On peut s'étonner ensuite d'un langage (les miasmes, la psore, le tuberculinisme…) et de raisonnements (drainage des toxines, dynamisation des préparations…) qui font penser davantage au vocabulaire des médecins mis en scène par Molière qu'à la médecine moderne.
Mais le principal grief formulé par les tenants de la médecine classique réside dans le principe même des hautes dilutions : aux degrés de dilution appliqués pour produire les médicaments homéopathiques, il ne reste plus dans la solution une seule molécule de la substance de base. Comment cette substance pourrait-elle agir ? Les homéopathes invoquent souvent des effets physiques, encore mystérieux.
Le mécanisme de la mémoire de l'eau, qui garderait "l'empreinte moléculaire" des substances qui y ont transité, n'a jamais été confirmé depuis l'article retentissant de Jacques Benveniste. Au-delà de la polémique, on voit mal l'influence que pourrait avoir cette empreinte par rapport aux multiples substances qu'on avale chaque jour, à doses infinitésimales ou non, ne serait-ce qu'en consommant l'eau du robinet.
Homéopathie : la part du rêve ?
Quels sont les arguments en faveur de l'homéopathie ? Le premier, souvent invoqué pour toutes les médecines dites "douces", est que "si ça ne fait pas de bien, cela ne fait pas de mal", ce qui est indéniable, à condition toutefois que l'homéopathie ne vienne qu'en complément et ne prive pas un malade d'un autre traitement efficace.
Le deuxième est que de nombreuses personnes trouvent finalement satisfaction dans cette approche thérapeutique.
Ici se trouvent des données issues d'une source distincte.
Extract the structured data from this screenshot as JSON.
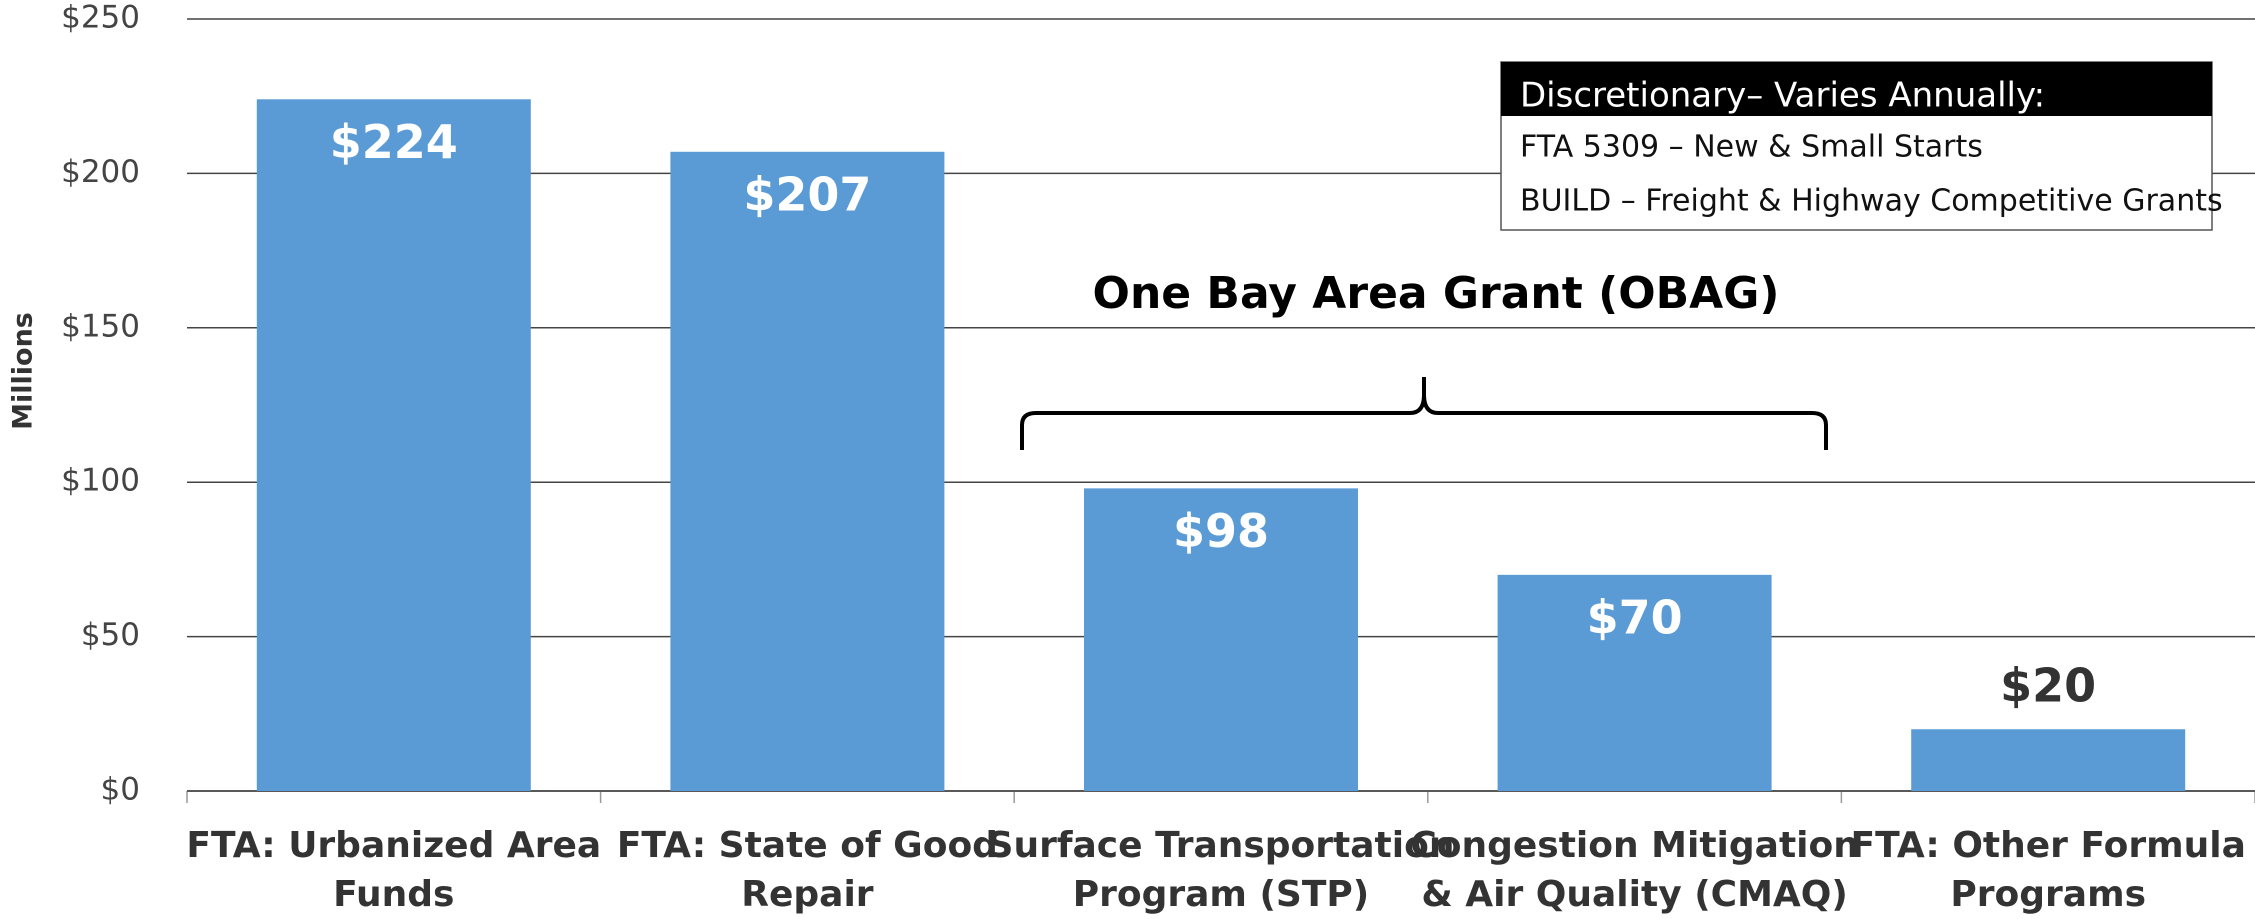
{
  "chart_data": {
    "type": "bar",
    "y_label": "Millions",
    "categories": [
      [
        "FTA: Urbanized Area",
        "Funds"
      ],
      [
        "FTA: State of Good",
        "Repair"
      ],
      [
        "Surface Transportation",
        "Program (STP)"
      ],
      [
        "Congestion Mitigation",
        "& Air Quality (CMAQ)"
      ],
      [
        "FTA: Other Formula",
        "Programs"
      ]
    ],
    "values": [
      224,
      207,
      98,
      70,
      20
    ],
    "value_labels": [
      "$224",
      "$207",
      "$98",
      "$70",
      "$20"
    ],
    "color": "#5b9bd5",
    "ylim": [
      0,
      250
    ],
    "yticks": [
      {
        "value": 0,
        "label": "$0"
      },
      {
        "value": 50,
        "label": "$50"
      },
      {
        "value": 100,
        "label": "$100"
      },
      {
        "value": 150,
        "label": "$150"
      },
      {
        "value": 200,
        "label": "$200"
      },
      {
        "value": 250,
        "label": "$250"
      }
    ],
    "grid": true,
    "annotation": "One Bay Area Grant (OBAG)",
    "callout": {
      "title": "Discretionary– Varies Annually:",
      "lines": [
        "FTA 5309 – New & Small Starts",
        "BUILD – Freight & Highway Competitive Grants"
      ]
    }
  }
}
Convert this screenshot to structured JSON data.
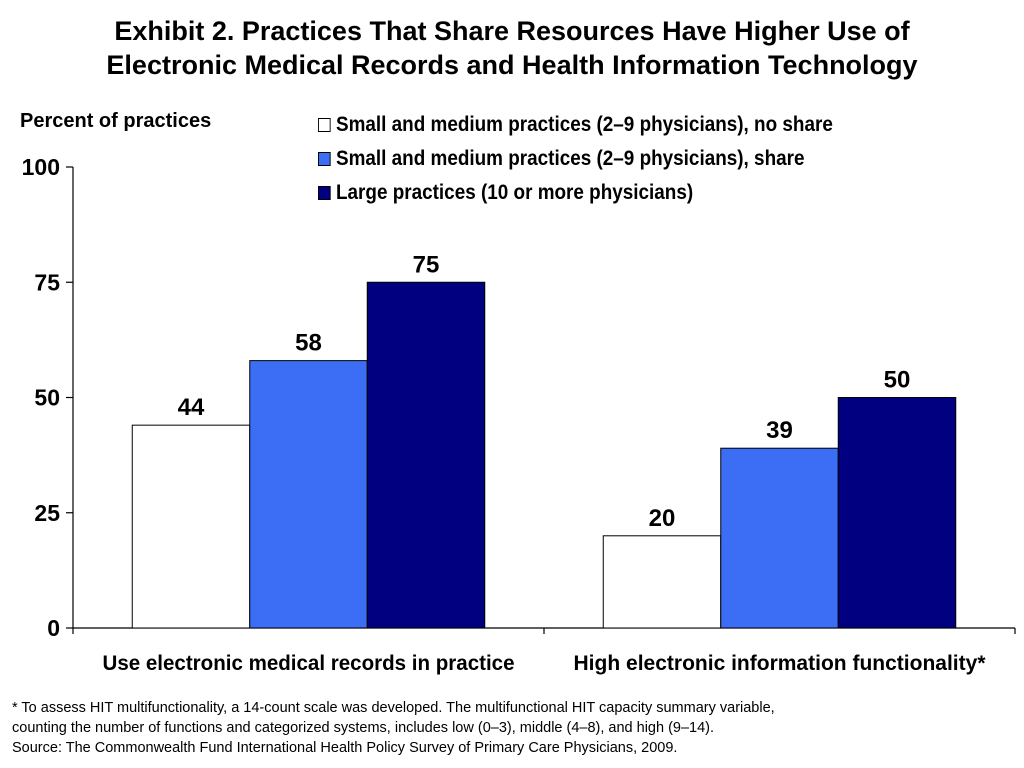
{
  "title_line1": "Exhibit 2. Practices That Share Resources Have Higher Use of",
  "title_line2": "Electronic Medical Records and Health Information Technology",
  "footnote_line1": "* To assess HIT multifunctionality, a 14-count scale was developed. The multifunctional HIT capacity summary variable,",
  "footnote_line2": "counting the number of functions and categorized systems, includes low (0–3), middle (4–8), and high (9–14).",
  "footnote_line3": "Source: The Commonwealth Fund International Health Policy Survey of Primary Care Physicians, 2009.",
  "chart_data": {
    "type": "bar",
    "ylabel": "Percent of practices",
    "ylim": [
      0,
      100
    ],
    "yticks": [
      0,
      25,
      50,
      75,
      100
    ],
    "grid": false,
    "legend_position": "top-right",
    "categories": [
      "Use electronic medical records in practice",
      "High electronic information functionality*"
    ],
    "series": [
      {
        "name": "Small and medium practices (2–9 physicians), no share",
        "color": "#ffffff",
        "values": [
          44,
          20
        ]
      },
      {
        "name": "Small and medium practices (2–9 physicians), share",
        "color": "#3b6ef5",
        "values": [
          58,
          39
        ]
      },
      {
        "name": "Large practices (10 or more physicians)",
        "color": "#000080",
        "values": [
          75,
          50
        ]
      }
    ],
    "data_labels": true
  }
}
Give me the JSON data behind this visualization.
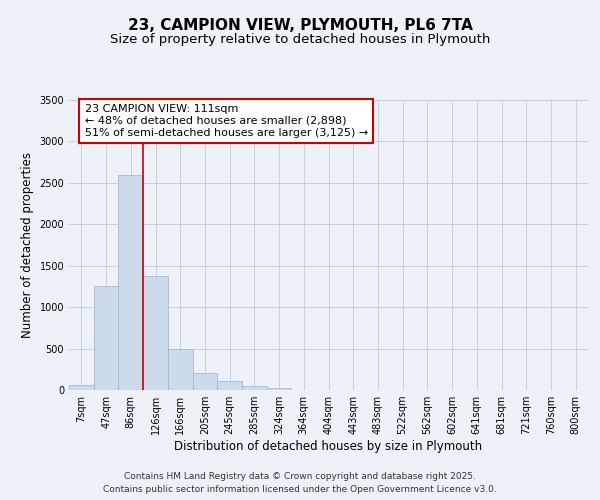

Pourquoi les détourner de ces traitements, même si leur mode d'action n'est pas clair ? De nombreux patients en état d'insatisfaction ou de mal-être trouvent à la consultation d'homéopathie une oreille attentive, une écoute que les généralistes n'ont souvent pas le temps de leur accorder.
Enfin, exercée par des médecins, l'homéopathie satisfait néanmoins cette part d'ésotérisme, cette attente du miracle, ce rêve de changement qu'on cache tous au fond de soi. En ce sens elle peut éviter à certains de se fourvoyer dans des pratiques plus dangereuses. Tous ces arguments ne valent cependant qu'à une seule condition : que l'homéopathe pose un diagnostic précis et n'hésite pas à prescrire des traitements traditionnels lorsque ceux-ci s'imposent, ou sache orienter le patient vers un confrère mieux à même de le prendre à charge, le cas échéant.
Les preuves scientifiques de l'efficacité de l'homéopathie manquent aujourd'hui pour démontrer un effet supérieur à un placebo. En cas de symptôme inquiétant ou persistant, il est nécessaire de consulter votre médecin. Bien que dénuée d'effets secondaires, l'homéopathie ne doit en aucun cas se substituer à une prise en charge allopathique sans avis médical.